The copyright package is almost a consolation prize for the entertainment industry, which spent much of this year urging Congress to pass the Induce Act, an attempt to drive song-swapping networks out of business by exposing them to monetary damages for inducing people to illegally share files.
The Induce Act failed after a broad group of free-speech advocates, technology companies and Internet service providers complained that the measure could inadvertently target popular, legal devices like the iPod.
The recording industry has seen its sales and profits plummet as the popularity of peer-to-peer file swapping has risen. Compact disc sales fell from a high of $13.2 billion in 2000 to $11.2 billion in 2003, according to the Recording Industry Association of America, which put much of the blame on an exponential increase in file sharing.
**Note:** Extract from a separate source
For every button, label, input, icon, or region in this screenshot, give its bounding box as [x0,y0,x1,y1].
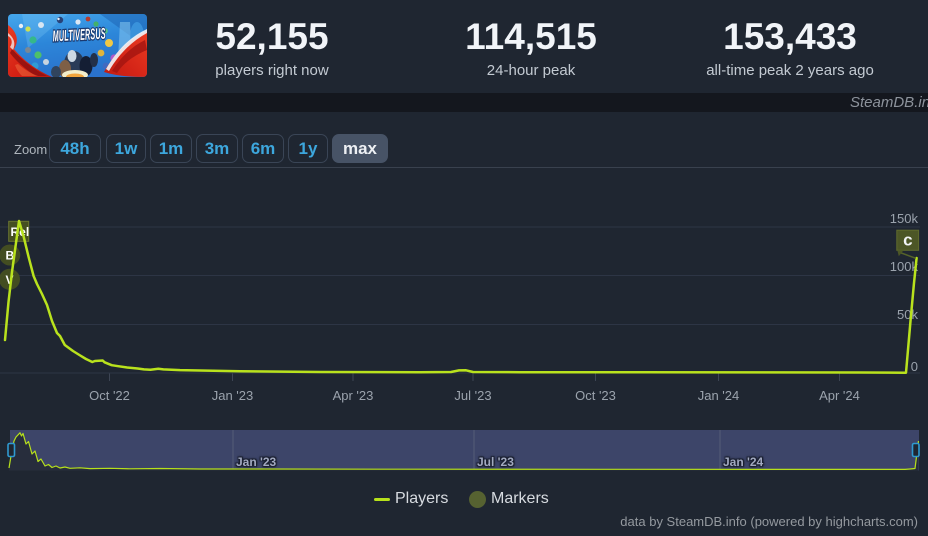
svg-text:B: B [5,249,14,263]
svg-text:MULTIVERSUS: MULTIVERSUS [52,24,106,45]
svg-text:V: V [5,273,13,287]
svg-text:c: c [903,230,912,249]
CD sales bounced back in early 2004, but have not reached their previous high levels, the RIAA said.
In addition to stumping for stiffer copyright laws, the recording industry has sued more than 6,000 suspected song-swappers since September 2003.
The major Hollywood studios so far have avoided a similar fate, in part because it is more time-consuming to download feature-length films. Still, they are working to prevent a similar siphoning off of their profits. Earlier this month, MPAA Chairman Dan Glickman announced that the association will sue people suspected of Internet movie piracy.